Review – Queen for Seven Days

Did you order some tears with your romantic salad?  This was a good show… that I’ve been watching unfold over the summer.  Not quite great, but definitely on par with most quality sageuks.  As you can tell from the name, it will not have a happy ending.  But until then, it does manage to be shockingly romantic – more so than any other sageuk I can think of.  Or least, more overtly romantic, in a modern contemporary way, as opposed to the subtle, slow burn romances we generally get in these historical shows.  Our lead couple was charming – in particular, her overt nature compared to his reserve.  Especially when they were older, her understanding of his introverted tendencies showed a level of maturity rarely seen in dramas – with her always knowing when she needed to go back to him first after an argument, or infer all the things he left unsaid.  And like Romeo & Juliet, their romance was all the more delicious as everyone was actively trying to tear it apart or come between them.  Nothing like opposition to make things exciting, eh?

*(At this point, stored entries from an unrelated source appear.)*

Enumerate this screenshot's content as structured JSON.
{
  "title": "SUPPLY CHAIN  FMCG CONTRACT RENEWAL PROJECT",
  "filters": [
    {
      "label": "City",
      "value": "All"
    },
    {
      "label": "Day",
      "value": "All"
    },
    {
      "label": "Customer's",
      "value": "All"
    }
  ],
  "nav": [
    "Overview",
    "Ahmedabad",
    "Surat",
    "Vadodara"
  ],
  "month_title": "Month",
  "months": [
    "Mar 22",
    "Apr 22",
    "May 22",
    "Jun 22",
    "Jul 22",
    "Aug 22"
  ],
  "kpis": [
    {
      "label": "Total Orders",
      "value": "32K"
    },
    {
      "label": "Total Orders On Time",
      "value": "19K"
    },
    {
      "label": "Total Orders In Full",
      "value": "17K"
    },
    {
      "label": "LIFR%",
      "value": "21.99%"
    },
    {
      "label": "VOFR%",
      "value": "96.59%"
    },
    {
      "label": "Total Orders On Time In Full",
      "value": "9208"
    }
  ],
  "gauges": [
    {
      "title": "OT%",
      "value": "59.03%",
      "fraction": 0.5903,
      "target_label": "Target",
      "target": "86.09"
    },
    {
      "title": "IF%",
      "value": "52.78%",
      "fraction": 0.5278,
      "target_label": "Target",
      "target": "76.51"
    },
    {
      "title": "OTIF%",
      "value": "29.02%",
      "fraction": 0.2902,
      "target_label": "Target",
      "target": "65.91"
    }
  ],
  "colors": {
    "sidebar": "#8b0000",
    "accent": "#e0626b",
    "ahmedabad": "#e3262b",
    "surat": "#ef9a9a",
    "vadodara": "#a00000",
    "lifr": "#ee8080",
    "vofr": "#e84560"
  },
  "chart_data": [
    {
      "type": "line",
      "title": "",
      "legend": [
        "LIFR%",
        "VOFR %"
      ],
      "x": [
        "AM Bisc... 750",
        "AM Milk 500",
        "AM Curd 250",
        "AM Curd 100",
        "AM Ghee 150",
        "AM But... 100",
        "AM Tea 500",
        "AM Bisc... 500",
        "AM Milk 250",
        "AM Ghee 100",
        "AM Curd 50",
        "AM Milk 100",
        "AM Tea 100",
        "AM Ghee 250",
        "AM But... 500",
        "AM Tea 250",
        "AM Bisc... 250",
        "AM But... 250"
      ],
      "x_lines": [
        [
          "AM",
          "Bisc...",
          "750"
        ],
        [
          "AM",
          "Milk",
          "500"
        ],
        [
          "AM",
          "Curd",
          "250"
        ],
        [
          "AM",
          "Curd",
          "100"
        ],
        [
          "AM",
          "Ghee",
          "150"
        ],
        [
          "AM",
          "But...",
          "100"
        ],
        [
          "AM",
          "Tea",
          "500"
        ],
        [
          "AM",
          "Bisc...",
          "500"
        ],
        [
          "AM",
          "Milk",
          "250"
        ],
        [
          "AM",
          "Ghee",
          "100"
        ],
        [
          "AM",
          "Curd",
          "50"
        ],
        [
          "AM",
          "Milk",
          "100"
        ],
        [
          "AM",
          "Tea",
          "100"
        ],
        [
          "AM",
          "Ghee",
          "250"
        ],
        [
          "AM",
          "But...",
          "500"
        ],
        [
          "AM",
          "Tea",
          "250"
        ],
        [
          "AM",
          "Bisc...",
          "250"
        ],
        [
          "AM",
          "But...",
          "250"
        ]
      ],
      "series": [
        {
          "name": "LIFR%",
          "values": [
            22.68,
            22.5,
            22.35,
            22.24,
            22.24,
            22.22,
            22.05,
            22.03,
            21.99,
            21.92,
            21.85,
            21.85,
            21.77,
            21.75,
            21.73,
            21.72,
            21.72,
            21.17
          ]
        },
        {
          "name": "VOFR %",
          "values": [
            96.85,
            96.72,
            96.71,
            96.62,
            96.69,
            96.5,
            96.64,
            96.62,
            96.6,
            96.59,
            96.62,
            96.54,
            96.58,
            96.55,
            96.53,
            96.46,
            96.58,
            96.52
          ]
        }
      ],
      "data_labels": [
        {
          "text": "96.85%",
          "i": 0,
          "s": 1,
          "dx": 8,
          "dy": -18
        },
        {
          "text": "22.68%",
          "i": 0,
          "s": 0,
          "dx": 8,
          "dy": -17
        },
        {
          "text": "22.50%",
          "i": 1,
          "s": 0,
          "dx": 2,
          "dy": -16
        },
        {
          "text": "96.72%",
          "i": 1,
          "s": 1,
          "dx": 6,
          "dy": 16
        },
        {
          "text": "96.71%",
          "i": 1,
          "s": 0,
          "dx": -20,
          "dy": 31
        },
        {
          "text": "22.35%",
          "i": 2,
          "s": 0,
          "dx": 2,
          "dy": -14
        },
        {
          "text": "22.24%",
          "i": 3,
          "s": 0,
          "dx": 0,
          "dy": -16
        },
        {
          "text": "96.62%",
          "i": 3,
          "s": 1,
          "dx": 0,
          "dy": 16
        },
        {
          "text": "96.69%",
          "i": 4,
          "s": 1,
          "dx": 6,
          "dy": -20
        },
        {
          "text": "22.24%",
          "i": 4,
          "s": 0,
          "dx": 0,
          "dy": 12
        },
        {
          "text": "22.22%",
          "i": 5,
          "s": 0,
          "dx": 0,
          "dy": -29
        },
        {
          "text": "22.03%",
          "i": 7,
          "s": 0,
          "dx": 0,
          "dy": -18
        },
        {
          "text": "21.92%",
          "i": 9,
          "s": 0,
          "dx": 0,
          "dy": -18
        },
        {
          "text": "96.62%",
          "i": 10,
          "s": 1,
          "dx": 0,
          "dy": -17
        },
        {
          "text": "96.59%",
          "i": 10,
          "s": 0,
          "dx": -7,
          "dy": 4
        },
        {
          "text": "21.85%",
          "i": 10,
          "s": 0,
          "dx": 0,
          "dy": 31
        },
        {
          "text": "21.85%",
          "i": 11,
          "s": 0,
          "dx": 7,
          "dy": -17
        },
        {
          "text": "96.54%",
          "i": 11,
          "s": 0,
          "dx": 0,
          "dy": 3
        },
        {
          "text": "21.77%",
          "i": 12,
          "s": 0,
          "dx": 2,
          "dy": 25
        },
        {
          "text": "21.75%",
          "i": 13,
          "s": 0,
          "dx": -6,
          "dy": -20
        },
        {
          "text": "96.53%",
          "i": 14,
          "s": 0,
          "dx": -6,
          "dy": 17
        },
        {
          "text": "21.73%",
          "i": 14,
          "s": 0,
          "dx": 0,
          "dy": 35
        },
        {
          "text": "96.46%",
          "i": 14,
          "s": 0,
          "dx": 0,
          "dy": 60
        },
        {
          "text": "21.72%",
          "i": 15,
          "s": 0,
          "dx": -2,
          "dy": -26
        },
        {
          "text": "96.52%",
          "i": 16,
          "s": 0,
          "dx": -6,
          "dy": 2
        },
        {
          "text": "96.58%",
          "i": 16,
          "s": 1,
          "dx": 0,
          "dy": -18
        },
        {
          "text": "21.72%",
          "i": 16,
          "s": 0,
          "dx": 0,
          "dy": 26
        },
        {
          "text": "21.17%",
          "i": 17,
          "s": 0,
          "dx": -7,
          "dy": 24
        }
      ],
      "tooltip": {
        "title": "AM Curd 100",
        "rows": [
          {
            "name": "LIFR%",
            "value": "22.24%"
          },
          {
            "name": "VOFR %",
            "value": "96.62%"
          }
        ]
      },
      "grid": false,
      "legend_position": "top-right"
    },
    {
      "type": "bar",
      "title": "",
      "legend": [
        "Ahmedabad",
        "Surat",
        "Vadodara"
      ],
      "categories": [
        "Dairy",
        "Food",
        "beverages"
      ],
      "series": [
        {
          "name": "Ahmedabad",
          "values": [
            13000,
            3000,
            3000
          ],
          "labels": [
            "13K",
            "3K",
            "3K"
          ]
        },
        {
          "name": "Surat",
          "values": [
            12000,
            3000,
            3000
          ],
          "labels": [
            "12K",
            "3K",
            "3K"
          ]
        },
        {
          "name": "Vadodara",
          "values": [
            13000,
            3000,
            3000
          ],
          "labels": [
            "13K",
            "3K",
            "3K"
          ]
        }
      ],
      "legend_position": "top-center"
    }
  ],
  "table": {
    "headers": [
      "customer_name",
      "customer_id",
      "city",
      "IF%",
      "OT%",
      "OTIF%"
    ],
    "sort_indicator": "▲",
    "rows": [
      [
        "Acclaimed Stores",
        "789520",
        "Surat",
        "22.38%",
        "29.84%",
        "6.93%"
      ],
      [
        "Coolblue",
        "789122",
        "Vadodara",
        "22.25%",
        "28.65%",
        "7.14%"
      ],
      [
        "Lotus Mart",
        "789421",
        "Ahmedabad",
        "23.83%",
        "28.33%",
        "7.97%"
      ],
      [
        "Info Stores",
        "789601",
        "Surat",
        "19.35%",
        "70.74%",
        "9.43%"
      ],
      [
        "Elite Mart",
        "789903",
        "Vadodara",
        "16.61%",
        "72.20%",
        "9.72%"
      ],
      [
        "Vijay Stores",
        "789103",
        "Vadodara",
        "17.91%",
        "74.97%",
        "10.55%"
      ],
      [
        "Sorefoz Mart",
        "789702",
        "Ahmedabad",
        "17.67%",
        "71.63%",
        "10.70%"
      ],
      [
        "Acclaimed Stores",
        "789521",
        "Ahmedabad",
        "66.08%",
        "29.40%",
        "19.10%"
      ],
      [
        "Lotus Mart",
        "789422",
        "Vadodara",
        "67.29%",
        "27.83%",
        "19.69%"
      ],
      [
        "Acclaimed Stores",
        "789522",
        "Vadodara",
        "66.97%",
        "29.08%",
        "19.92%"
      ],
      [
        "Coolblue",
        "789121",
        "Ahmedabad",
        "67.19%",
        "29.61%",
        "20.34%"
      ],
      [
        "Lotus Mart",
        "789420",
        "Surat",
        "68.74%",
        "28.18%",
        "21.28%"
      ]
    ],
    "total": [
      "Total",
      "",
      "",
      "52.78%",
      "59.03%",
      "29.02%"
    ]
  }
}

I’ve seen a real shift lately in understanding the power of a strong psychotic character to make any drama more interesting.  The crazed king motif never gets old, frankly, and Lee Dong Gun’s performance as the seriously unstable, yet strangely sympathetic/pathetic ruler was outstanding.  Plus he had the best wardrobe of any royalty I have seen in a saguek to date – the man encouraged color and variety in his kingly robes, thank you.  Scheming adults, lovable sidekicks, secret identities, and a variety of palace drama and violence kept the pace in each episode.  This is a good drama to watch when you’re in the mood for a flagrantly emotional rollercoaster, as the emotional aspect of show is definitely its strength.  The plot is not overly complicated, nor are the characters, really.  At it’s heart, it’s an uber-romantic-romance (it’s not all tears, either, there are some very fluffy care-free episodes and cheeky romance moments before the melodrama sinks in).

There’s also a surprisingly modern soundtrack, yet it worked well with the show, which was sort of a hybrid anyway (there was definitely a lot of modern elements covertly woven in).

Overall Rating – 8.5/10 – If There Is A Prophesy Dooming Your Relationship… You Might Wanna Reconsider Your Choices.